In this work we examine the nonlinear dynamics of an inverted pendulum between lateral rebounding barriers. We continue the numerical investigation started in [1] by adding the contribution of the second harmonic in the external forcing term. We investigate the behaviour of the periodic attractors by bifurcation diagrams with respect to each amplitude and by behaviour charts of single attractors in the amplitude parameters plane for fixed frequency. We study the effects of the second harmonic term on the existence domain of each attractor, on local bifurcations and on the changes in the basins of attraction. The behaviour of some robust chaotic attractor is also considered. In the evolution of the periodic attractors we have observed that the addition of the second harmonic generates a rich variety of behaviours, such as loss of stability and formation of isolas of periodic orbits.

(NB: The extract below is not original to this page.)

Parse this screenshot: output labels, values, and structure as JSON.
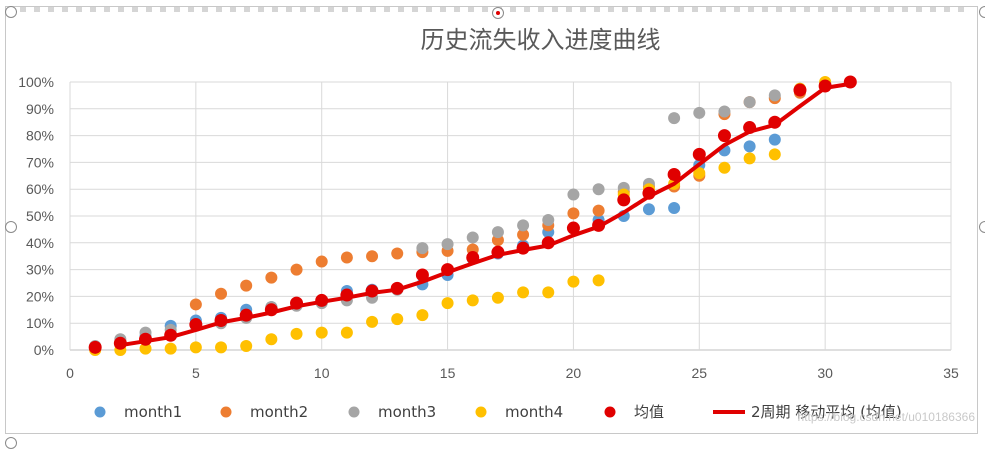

In the case of chaotic attractors, we have studied one attractor at high frequency, ω =18, and one at low frequency, ω =3. In the high frequency case we detect a transition from a scattered to a confined attractor, whereas at the lower frequency the chaotic attractor is present over a wide range of the second harmonic's amplitude. Finally, we extend the investigation of the chaotic attractors by bifurcation diagrams with respect to the frequency.